The spirit behind all of these new rules is that regulators want greater transparency coupled with central counterparty clearing processes in place. If swaps are traded on exchanges rather than negotiated bilaterally, regulators and market participants should have an easier time measuring and containing systemic risk. As a result, there will be new best execution models developed as a by-product of this increased transparency.
What is now creating greater impact and playing a role in shaping these markets is the new Swap Execution Facilities (SEFs), created out of Dodd-Frank, to facilitate transparency in the OTC derivatives space. The fundamental purpose of the SEF is to connect market participants together, and these SEFs perform a variety of functions, including price discovery, order matching, unique swap identifier generation, submission of trades to the designated central counterparty, and trade reporting to swap data repositories.
While OTC swaps were loosely regulated for years before the financial crisis, the concern now addresses another issue: did the regulatory pressures swing too far to the right and actually hurt the markets and bring down liquidity? The bottom line is, there must be a “level playing field” between futures and the swaps markets as was established in other asset classes such as the equity and fixed income markets years ago.
The ongoing debate now is this – will the regulatory rules stifle competition among swaps trading platforms and clearinghouses? A particular concern centers around the margin requirements for futures and whether or not they will be lower than for swaps contracts, all unanswered questions as of right now.
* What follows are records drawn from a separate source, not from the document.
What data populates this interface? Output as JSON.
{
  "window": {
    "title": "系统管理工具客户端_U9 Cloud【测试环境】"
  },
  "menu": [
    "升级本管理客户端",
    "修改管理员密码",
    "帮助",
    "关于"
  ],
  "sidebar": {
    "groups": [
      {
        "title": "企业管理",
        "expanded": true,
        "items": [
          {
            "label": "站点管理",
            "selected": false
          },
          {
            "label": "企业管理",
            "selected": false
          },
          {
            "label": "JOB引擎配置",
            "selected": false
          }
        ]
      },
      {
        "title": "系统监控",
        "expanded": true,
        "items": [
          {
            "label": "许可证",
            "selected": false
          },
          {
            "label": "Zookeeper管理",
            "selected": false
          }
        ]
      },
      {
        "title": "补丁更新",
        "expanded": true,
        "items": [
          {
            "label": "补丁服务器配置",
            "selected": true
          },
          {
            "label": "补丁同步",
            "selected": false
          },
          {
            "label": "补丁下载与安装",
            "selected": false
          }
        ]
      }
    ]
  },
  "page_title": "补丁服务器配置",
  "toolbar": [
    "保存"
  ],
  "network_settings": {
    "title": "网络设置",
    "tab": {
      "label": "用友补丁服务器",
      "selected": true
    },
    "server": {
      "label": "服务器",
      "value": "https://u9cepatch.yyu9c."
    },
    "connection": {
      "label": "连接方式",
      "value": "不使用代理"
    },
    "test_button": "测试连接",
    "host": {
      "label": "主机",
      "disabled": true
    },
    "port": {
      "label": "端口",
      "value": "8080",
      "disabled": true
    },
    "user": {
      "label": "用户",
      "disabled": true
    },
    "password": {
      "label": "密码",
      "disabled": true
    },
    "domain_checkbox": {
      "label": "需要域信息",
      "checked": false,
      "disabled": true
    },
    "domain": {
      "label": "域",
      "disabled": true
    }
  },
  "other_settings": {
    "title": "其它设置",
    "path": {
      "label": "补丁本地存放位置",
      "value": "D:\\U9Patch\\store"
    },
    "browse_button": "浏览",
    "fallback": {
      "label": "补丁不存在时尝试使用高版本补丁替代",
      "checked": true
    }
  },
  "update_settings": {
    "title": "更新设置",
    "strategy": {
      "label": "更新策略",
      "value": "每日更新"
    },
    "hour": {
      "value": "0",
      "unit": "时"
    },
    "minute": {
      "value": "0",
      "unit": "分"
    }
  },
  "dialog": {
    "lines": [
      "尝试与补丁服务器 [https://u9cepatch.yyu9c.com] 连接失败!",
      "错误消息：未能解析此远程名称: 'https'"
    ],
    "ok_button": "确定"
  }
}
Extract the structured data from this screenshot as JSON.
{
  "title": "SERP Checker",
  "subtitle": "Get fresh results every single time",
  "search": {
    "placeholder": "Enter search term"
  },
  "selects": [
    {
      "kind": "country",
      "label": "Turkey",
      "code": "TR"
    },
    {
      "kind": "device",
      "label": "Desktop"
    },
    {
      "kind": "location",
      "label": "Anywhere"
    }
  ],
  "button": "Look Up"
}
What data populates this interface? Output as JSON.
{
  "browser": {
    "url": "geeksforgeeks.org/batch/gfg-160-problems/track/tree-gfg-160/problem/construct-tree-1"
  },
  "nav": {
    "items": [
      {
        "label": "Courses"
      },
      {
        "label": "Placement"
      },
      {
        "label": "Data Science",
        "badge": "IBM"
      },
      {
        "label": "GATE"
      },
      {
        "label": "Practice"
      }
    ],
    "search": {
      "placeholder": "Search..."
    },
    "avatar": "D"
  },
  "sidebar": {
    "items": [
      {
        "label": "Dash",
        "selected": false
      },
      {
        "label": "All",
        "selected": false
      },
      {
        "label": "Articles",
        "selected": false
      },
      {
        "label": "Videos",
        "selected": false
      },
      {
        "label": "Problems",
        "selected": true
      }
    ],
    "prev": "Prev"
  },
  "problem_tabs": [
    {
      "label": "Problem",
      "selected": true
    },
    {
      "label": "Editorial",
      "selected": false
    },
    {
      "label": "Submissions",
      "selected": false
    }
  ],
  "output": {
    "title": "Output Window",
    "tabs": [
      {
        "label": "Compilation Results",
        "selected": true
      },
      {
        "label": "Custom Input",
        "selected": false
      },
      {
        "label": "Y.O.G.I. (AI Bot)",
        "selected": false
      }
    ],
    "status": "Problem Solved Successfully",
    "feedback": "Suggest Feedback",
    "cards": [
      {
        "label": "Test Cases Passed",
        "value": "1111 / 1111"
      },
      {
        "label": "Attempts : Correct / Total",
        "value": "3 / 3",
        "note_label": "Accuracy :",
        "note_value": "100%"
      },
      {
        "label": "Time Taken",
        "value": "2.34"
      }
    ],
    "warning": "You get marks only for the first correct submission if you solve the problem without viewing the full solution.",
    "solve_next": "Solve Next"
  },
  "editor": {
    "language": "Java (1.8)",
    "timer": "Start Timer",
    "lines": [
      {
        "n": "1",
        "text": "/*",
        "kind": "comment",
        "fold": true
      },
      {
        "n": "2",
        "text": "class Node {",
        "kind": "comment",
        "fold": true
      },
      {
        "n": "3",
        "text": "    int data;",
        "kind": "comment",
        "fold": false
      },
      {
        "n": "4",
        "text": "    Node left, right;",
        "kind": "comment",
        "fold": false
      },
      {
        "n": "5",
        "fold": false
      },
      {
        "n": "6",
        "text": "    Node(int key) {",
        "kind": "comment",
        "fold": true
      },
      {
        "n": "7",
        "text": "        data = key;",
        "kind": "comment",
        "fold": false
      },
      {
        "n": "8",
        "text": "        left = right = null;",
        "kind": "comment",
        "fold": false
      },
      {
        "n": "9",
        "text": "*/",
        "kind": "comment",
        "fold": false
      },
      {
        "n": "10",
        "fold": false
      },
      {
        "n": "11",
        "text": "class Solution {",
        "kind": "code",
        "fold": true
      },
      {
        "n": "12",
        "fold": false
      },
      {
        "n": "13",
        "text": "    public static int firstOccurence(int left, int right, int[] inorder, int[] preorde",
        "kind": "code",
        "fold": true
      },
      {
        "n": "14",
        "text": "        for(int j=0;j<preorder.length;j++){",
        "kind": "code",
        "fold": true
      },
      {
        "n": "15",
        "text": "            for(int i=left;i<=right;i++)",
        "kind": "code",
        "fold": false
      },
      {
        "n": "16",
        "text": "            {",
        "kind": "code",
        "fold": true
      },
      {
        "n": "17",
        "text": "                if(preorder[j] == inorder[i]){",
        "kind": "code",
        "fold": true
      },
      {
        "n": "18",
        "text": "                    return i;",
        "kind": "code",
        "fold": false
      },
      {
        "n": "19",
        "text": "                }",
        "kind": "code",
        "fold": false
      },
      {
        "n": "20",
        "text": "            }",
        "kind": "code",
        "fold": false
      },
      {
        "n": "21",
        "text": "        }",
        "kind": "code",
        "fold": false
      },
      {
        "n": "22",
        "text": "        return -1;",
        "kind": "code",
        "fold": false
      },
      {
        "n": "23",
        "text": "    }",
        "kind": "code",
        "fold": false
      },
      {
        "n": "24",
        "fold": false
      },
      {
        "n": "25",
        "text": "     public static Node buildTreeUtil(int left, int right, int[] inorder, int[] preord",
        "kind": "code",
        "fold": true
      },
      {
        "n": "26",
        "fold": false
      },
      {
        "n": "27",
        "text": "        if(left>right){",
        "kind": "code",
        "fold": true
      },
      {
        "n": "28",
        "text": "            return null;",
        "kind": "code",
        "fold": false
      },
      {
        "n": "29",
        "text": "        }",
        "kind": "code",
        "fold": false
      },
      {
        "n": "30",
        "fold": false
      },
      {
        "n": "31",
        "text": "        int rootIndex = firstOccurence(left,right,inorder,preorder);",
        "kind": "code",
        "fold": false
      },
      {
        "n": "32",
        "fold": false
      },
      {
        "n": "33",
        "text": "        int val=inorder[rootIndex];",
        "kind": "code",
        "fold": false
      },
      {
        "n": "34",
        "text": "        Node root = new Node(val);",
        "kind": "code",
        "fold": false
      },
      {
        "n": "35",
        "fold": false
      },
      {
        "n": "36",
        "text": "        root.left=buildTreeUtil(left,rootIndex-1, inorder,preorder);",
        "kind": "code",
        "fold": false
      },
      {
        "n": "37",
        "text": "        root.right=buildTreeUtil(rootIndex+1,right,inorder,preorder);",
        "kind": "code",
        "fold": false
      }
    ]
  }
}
How these markets will look and operate in the long term will begin to define itself within the next 6-12 months. The key trends in the coming months include OTC and exchange-trade derivative convergence, Swap Execution Facility (SEF) convergence, and SEF aggregation, as well as new lines of business forming and hopefully creating new opportunities for growth down the road.
With convergence a key word here, the single largest area of this convergence is expected to lie in the impact of electronic trading on the OTC markets. Of course, mandatory electronic trading is still in the beginning stages, and firms are dealing with increased regulatory rules and regulations while still trying to run a business. While a lot is still unclear, one thing that is certain is that regulators want to ensure transparency and a level playing field to directly help all market participants who trade in these specialized markets.
This transformation is long overdue; however, transformation is the trend in all assets/markets across the globe. One thing all of these issues has in common, wherever you trade, is that they are all working together to hopefully prevent another financial crises from occurring and from causing businesses seeking to build new opportunities to be prevented from getting a foothold. Some of the newest, and perhaps most effective, preventative measures and regulatory solutions are certainly a step in the right direction to building a more robust and secure market structure. It is good to see the futures market the focus of such regulation and attention.